Why did Ford agree to alter its grant language? Berresford is reticent on the subject, as is one Ford trustee who met with Nadler. But one reason behind Ford's action may have been its desire to prevent additional government regulation of the foundation sector. In May 2003, five months before the JTA series, the sector--in which Berresford is very much a leader--was jolted by legislation proposed by Roy Blunt and Harold Ford Jr. that was designed to stimulate charitable giving. Federal law now requires foundations to pay out 5 percent of their assets annually, and the legislation would have required that the mandatory minimum payout exclude administrative costs such as rent and salaries--a provision that could have forced foundations to spend more money. The Ford Foundation (and the Council on Foundations, which represents 2,000 grant-makers) strenuously opposed the provision.
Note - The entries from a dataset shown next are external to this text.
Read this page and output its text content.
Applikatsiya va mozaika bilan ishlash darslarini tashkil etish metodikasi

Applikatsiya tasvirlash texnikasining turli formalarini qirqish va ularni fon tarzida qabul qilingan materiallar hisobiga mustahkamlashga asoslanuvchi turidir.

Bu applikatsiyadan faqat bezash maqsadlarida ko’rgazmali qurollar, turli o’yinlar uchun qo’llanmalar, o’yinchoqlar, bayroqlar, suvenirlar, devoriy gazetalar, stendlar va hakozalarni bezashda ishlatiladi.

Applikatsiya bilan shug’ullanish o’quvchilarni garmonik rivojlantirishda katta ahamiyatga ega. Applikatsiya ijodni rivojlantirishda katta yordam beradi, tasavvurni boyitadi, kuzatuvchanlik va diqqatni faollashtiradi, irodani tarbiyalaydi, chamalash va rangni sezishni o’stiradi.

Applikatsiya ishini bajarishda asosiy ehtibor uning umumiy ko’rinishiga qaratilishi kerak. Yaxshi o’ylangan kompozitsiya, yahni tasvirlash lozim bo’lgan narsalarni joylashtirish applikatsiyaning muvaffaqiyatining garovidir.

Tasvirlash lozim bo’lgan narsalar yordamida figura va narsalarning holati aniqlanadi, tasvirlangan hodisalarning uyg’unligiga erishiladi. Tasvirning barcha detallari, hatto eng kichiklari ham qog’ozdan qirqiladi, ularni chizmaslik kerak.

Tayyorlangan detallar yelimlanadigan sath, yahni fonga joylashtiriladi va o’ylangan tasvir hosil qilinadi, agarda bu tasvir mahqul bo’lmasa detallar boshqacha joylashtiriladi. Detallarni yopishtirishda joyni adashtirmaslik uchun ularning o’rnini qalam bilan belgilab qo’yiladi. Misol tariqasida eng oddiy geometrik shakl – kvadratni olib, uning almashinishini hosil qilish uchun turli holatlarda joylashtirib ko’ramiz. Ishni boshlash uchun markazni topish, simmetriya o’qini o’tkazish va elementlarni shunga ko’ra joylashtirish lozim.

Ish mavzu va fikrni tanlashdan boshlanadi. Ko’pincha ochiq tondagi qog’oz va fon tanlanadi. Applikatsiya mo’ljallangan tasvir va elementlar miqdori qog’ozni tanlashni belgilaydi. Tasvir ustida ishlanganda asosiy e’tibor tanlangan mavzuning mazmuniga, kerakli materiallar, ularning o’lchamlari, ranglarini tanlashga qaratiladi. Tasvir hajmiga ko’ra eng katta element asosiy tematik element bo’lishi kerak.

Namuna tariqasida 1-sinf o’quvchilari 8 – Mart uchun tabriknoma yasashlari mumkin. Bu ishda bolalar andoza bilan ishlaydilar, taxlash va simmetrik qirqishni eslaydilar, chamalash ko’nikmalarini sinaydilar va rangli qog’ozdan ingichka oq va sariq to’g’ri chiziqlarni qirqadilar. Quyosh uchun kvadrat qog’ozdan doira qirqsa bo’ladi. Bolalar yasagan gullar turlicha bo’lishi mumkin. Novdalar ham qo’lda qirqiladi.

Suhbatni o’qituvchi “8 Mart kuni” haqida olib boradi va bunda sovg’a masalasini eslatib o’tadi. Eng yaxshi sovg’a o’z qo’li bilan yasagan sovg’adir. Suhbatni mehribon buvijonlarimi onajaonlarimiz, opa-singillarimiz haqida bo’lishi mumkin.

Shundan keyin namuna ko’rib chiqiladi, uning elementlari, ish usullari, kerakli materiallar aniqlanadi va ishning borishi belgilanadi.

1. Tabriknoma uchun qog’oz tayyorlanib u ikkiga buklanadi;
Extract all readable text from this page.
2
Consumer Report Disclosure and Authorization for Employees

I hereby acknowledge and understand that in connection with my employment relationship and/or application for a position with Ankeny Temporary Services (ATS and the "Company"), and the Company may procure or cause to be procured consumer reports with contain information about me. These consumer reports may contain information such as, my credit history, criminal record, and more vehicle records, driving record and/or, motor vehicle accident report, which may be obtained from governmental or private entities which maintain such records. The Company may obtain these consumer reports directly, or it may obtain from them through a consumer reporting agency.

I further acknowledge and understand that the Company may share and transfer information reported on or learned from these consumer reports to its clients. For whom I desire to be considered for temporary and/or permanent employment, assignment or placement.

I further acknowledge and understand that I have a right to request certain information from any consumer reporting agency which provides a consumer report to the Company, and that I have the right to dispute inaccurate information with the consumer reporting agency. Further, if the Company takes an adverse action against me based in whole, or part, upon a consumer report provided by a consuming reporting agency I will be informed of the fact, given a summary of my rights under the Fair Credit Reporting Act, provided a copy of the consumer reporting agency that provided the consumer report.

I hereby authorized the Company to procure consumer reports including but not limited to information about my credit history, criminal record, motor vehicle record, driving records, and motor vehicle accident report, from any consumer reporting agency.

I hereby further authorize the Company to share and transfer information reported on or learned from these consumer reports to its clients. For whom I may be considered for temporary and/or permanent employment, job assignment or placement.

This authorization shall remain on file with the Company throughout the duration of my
Indeed, the foundation was involved in the sector's decision to hire Bill Paxon, the former Republican Congressman, currently a lobbyist for Akin, Gump, Strauss, Hauer & Feld, to represent its interests before Congress.
Some foundation experts insist that the foundation overreacted to what it saw as a higher payout requirement. According to Pablo Eisenberg, who advocates higher foundation payout rates, "Susan Berresford, whose Eleventh Commandment is 'Thou Shalt Not Increase the Payout,'" privately argued that "this was an attack by the right wing to do away with liberal foundations like the Ford Foundation, which is total nonsense."
The Congressional effort to exclude administrative costs was eventually beaten back by the foundations, but suspicion toward the sector lingered in the minds of some in Congress. And then Black's series appeared in the JTA. People close to Berresford say that, faced with massive pressure from Nadler, Jewish organizations and newspapers like the New York Sun, she recalled the events of 1969 and the political price the entire sector could, once again, pay if Black's series reignited the campaign for a higher payout or other regulatory measures.